Another activity that came from the event was to learn that nine US pilots had flown in the Battle of Britain. They made their way to England through various means and either flew with the Polish, Canadian or English forces. Because of American neutrality, they had to make arrangements to remain US citizens; which initially prevented them from flying. At this event, we had the idea to rename seven of the Visiting Officer Quarters rooms after each of these pilots. We also had a memorial service at the flight line where we had a Spitfire demonstration by the official RAF memorial team.
The party was fantastic, with all of the attendees hobnobbing with these great pilots. And, what I discovered, is that age doesn’t dissuade the pilot – “once a fighter pilot – always a fighter pilot.” These men flirted with our wives, sang flying songs and drank us under the table. I had rented a room on the base and remember having to haul myself out of the club, while most of the old pilots were going full-steam as I basically hobbled to the VOQ. I remember watching the oldest attendee, a 92-year old frail pilot who arrived in a wheelchair; but as the event continued, he had mustered the strength to prop himself onto the bar, standing with his other singing brothers.

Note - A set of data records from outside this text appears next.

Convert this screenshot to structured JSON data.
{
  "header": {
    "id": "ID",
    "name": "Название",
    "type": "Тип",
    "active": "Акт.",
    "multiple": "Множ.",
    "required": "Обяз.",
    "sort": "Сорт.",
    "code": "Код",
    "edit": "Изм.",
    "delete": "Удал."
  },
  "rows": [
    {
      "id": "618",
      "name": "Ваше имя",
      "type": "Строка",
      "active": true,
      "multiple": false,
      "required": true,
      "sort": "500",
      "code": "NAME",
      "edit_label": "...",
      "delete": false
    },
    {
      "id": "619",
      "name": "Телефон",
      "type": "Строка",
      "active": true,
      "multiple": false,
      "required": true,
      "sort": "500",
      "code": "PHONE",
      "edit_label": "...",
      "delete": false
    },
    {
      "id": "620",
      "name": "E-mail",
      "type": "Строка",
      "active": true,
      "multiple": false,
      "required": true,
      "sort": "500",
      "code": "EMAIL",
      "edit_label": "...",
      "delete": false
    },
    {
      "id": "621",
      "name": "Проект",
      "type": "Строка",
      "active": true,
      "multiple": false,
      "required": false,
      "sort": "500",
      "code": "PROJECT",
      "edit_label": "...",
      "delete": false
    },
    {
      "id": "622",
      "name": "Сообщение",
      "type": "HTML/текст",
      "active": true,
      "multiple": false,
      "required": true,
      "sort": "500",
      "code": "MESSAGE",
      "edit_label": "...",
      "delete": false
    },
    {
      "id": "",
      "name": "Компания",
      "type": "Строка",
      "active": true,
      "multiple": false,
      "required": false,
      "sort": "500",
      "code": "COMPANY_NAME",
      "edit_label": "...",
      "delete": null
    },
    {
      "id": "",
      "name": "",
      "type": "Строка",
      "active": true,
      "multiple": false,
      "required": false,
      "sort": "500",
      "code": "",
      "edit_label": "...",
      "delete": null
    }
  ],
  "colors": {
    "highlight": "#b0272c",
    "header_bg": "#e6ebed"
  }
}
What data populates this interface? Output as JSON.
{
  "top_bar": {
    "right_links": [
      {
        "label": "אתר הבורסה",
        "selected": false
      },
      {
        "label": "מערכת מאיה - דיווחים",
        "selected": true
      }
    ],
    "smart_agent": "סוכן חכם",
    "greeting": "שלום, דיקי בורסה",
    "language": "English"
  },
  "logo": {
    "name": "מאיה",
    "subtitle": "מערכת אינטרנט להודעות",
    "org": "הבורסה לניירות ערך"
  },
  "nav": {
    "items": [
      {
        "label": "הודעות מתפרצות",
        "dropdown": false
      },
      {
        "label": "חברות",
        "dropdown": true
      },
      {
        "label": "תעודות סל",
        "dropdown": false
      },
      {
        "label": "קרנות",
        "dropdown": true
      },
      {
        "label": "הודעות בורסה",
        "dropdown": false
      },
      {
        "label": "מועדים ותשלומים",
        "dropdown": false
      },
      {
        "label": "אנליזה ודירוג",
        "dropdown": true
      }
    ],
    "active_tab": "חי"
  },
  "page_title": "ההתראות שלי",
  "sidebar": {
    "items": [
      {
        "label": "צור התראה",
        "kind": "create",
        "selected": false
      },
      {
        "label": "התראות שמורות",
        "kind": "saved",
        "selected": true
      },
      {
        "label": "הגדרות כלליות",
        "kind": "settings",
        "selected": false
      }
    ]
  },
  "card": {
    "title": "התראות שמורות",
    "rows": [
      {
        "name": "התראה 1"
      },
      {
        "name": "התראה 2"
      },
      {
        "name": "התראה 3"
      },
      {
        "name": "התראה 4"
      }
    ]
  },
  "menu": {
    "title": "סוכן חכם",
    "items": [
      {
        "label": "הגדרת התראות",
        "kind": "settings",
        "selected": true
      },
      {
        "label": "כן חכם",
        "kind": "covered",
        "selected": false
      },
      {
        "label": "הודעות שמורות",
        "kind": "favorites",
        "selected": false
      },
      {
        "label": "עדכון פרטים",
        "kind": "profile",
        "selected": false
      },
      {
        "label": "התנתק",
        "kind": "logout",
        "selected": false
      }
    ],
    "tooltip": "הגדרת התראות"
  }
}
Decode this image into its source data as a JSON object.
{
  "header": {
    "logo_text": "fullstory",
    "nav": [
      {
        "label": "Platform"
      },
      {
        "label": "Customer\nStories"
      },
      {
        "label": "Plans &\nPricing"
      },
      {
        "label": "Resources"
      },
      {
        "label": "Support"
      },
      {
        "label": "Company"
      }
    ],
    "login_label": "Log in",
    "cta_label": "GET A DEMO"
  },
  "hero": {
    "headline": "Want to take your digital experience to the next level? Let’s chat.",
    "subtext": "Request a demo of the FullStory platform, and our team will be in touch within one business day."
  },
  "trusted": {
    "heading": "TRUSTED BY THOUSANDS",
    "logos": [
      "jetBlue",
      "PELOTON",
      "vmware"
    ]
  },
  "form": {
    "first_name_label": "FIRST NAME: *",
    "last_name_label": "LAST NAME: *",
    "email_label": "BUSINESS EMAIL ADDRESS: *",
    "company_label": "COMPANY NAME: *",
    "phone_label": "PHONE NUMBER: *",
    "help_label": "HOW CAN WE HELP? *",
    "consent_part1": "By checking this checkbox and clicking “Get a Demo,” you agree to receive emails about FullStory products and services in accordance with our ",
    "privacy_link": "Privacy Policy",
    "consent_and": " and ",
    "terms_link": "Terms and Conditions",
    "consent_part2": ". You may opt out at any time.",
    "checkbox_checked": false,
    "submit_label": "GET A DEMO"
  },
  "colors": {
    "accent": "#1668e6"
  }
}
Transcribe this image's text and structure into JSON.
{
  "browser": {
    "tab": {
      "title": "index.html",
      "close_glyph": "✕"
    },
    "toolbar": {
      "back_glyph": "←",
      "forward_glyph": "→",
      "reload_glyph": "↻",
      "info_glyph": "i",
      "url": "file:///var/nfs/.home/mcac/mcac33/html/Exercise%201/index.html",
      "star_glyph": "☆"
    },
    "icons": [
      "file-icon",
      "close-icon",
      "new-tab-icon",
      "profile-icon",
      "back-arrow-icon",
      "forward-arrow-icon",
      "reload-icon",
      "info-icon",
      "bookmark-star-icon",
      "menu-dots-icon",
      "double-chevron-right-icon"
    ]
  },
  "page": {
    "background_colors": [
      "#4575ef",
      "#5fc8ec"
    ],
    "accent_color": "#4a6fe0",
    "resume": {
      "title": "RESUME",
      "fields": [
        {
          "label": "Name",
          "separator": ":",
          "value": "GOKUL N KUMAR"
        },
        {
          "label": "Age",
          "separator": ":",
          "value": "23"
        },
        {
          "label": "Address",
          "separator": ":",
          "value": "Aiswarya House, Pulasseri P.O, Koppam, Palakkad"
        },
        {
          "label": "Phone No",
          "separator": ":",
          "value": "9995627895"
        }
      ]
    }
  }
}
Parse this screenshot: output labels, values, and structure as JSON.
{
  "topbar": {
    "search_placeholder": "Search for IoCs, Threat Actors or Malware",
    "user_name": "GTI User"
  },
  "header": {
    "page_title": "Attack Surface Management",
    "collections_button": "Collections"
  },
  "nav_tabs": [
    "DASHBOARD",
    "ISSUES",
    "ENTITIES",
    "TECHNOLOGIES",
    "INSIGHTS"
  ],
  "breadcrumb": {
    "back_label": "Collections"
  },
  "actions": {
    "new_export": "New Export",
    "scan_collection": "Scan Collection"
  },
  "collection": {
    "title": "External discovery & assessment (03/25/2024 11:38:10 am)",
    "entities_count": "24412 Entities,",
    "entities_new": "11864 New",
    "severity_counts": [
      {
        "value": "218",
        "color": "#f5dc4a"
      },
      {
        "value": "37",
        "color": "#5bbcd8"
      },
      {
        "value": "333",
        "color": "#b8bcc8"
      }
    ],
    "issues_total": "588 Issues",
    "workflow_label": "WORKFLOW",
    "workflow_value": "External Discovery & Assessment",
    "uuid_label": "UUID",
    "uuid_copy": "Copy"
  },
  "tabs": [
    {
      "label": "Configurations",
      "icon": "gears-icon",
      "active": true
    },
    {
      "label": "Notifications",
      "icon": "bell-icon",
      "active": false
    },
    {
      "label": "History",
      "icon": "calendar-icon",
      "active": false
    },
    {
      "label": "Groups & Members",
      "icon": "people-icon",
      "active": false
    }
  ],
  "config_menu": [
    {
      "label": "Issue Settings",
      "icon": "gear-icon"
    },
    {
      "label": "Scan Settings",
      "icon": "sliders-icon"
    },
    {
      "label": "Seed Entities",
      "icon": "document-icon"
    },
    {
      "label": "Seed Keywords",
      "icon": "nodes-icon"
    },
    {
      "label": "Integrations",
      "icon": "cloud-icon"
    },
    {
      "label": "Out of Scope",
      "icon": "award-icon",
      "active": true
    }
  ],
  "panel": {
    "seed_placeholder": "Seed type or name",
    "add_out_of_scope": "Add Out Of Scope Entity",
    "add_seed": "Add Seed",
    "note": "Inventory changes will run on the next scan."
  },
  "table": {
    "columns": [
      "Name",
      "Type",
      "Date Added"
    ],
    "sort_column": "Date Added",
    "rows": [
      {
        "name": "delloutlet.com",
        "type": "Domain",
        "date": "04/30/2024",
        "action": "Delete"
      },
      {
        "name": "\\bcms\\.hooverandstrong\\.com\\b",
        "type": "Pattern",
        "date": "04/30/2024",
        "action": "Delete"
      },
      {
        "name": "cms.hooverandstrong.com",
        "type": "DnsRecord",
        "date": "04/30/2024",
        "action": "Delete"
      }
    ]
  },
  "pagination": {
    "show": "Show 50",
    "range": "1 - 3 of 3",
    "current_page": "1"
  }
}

A couple of the bennies of organizing the party was that I (and my wing commander) was invited to attend the “official” Battle of Britain yearly gathering where “The Few” were annually honored by their nation. I had an exhilarating time at “Bentley Priory” which was the RAF headquarters for the Battle. I met the most famous of the pilots who were still living; and experienced their deep love for each other and typical jovial pilot antics. At the priory, there was an oil painting of Prince Phillip, who had started flying with the RAF in the 1950s and ultimately logged over 5900 hours of flight time and often attended and supported this event (unfortunately, not in my year). While at the celebration, I was sponsored to join the RAF membership hotel in London; where we stayed that night and then many others in the future. Finally, we were invited to the private ceremony at Westminster Abbey, where Prince Charles laid a wreath in the alcove dedicated to “The Few:. As the Prince walked by my wife, she gushed and almost fainted; feeling like we were as close to royalty as we would ever come.
As I passed the reigns to the next project officer in 1997, the final event was held with these pilots and the base dedicated a memorial to them. Unfortunately, the party and pilots had succumbed to age. I feel incredibly privileged and fortunate to have fallen into that amazing opportunity to share the skies with these men. Flying jets in England might just have been “my finest hour.”